The CIA and DAD Triads Explained with LOTR

If you study CISSP for any period of time, the concepts of Security Principles, also known as the CIA and DAD Triads will jump out over and over.  Each domain seems to go back into this concept and explain itself by the Security Principles.  But what are they?  Today, I hope to answer that very question.  In this post, I will go over:

  • What the CIA triad is
  • What the DAD triad is
  • How the CIA triad and DAD triad are mutually exclusive
  • How you can relate CIA triad to your normal everyday life

The CIA Triad

The CIA Triad, officially known as the Principles of Security consists of Confidentiality, Integrity and Availability.

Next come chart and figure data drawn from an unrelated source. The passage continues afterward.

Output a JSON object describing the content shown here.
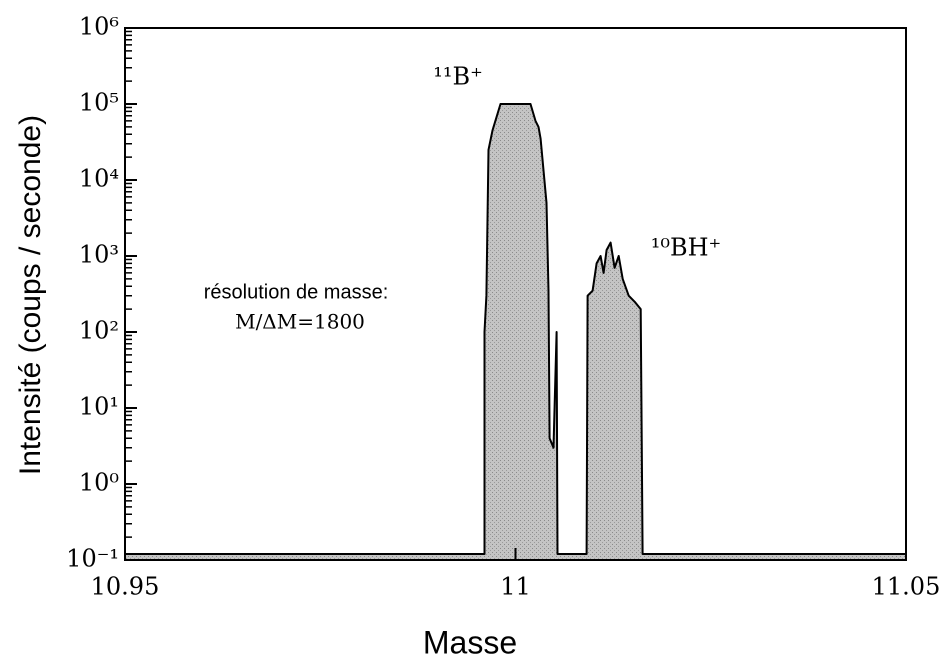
{
  "chart_data": {
    "type": "area",
    "xlabel": "Masse",
    "ylabel": "Intensité (coups / seconde)",
    "annotations": [
      "¹¹B⁺",
      "¹⁰BH⁺",
      "résolution de masse:",
      "M/ΔM=1800"
    ],
    "x": [
      10.95,
      10.99603,
      10.99603,
      10.99628,
      10.99654,
      10.99705,
      10.99808,
      11.00192,
      11.00256,
      11.00295,
      11.00321,
      11.00397,
      11.00423,
      11.00436,
      11.00487,
      11.00526,
      11.00538,
      11.0091,
      11.00923,
      11.00987,
      11.01038,
      11.0109,
      11.01128,
      11.01167,
      11.01218,
      11.01269,
      11.01321,
      11.01372,
      11.01449,
      11.01526,
      11.01603,
      11.01628,
      11.05
    ],
    "values": [
      0.12,
      0.12,
      100,
      300,
      25000,
      45000,
      100000,
      100000,
      60000,
      50000,
      35000,
      5000,
      350,
      4,
      3,
      100,
      0.12,
      0.12,
      300,
      350,
      800,
      1000,
      600,
      1200,
      1500,
      700,
      1000,
      500,
      300,
      250,
      200,
      0.12,
      0.12
    ],
    "color": "#bdbdbd",
    "line_color": "#000000",
    "xlim": [
      10.95,
      11.05
    ],
    "xticks": [
      10.95,
      11,
      11.05
    ],
    "ylim": [
      0.1,
      1000000
    ],
    "ylog": true,
    "yticks": [
      {
        "value": 0.1,
        "label": "10⁻¹"
      },
      {
        "value": 1,
        "label": "10⁰"
      },
      {
        "value": 10,
        "label": "10¹"
      },
      {
        "value": 100,
        "label": "10²"
      },
      {
        "value": 1000,
        "label": "10³"
      },
      {
        "value": 10000,
        "label": "10⁴"
      },
      {
        "value": 100000,
        "label": "10⁵"
      },
      {
        "value": 1000000,
        "label": "10⁶"
      }
    ]
  }
}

  1. Confidentiality – This means that data are protected from unauthorized disclosure.  Think about it this way, for Frodo to reach Mount Doom in Mordor, he had to keep the ring secret.  He provided confidentiality to the ring until he reached Mount Doom to destroy it.  The fellowship knew he had it, because they were authorized to know it was there, but no one else should know.  (Frodo sucked at keeping that thing secret though.)
  2. Integrity – This means that data are protected from unauthorized manipulation.  A message that has integrity was received exactly as it was intended with no unauthorized changes.  This concept does not discern between data at rest (saved data) or data in transport (when you send data).  Instead, it is reliant on just the idea of prevention of unauthorized change of the data.  When Frodo and the party received the letter from Gandalf in Bree he had to break a seal.  That seal was proof that the message was in fact untampered with and was from Gandalf.  Albeit, a wax seal is not a very good method of verifying integrity now a days.
  3. Availability – This means that data are available when needed by the intended user.  This might be the easiest concept to grasp.  Frodo had the protection of the mithril shirt available to him during his travels, even though at times it was unknown to his comrades.  When he needed it (a pointy spear anyone?) it was available to him.

The DAD Triad

Like every concept in security, the CIA Triad can be a double edged sword.  Where there is a good side, there is an opposite bad side to consider as well.  In the lack of each of the CIA Triad, you are given the DAD triad.

  1. Disclosure – This is the opposite of Confidentiality.  An example of this is when Frodo let the inhabitants of the inn know he had the ring by accidentally putting it on, alerting Strider and Sauron in Mordor that he had the ring.
  2. Alteration – This is the opposite of Integrity.  If, for instance an agent of Sauron had intercepted the letter Gandalf had sent Frodo and modified it to tell Frodo that Gandalf was going to fix everything on his own, and to stay in the Shire at all costs, then resealed it as if it was from Gandalf, we would have a perfect example of alteration.
  3. Denial – This is the opposite of Availability.  Frodo was Denied his letter in the Shire, and the result was almost deadly for him.

How are the CIA and DAD Triads Mutually Exclusive?

Each point of the CIA and DAD triangle are exact opposites of each other.  If one a CIA principle is absent, then a DAD principle is present.  Thus, you cannot have both at the same time.  You could not have both a Denial and Availability at the exact same time, it is either one or the other.

How can you relate the CIA Triad in your everyday life?

These are very broad concepts, and as such it is very easy to relate them to your daily activities.  When you make a decision for which way you want to take to get to work try to apply them:

  1. Confidentiality – I don’t want any bad guys knowing my route to work, so I won’t broadcast my entire route on Facebook.
  2. Integrity – I have to make sure my route isn’t tampered with so I don’t make a wrong turn and am late for work.
  3. Availability – If I lose my 4G access, I want to make sure I can still access my directions, so I will download the directions to my phone.

In summary, these are very basic concepts to grasp.  Each principle covers such a broad generalization, that it is easy to place almost anything in relation to it.  This becomes very important when you are attempting to study how each of the CISSP domains interrelate.  So, when you are learning concepts throughout your studying, think, “Which of the three principles does this support, and how?”  Because, that is the kind of understanding you should be looking for.  That is it for today, I hope y’all learned a lot, and as always best of luck with your studying.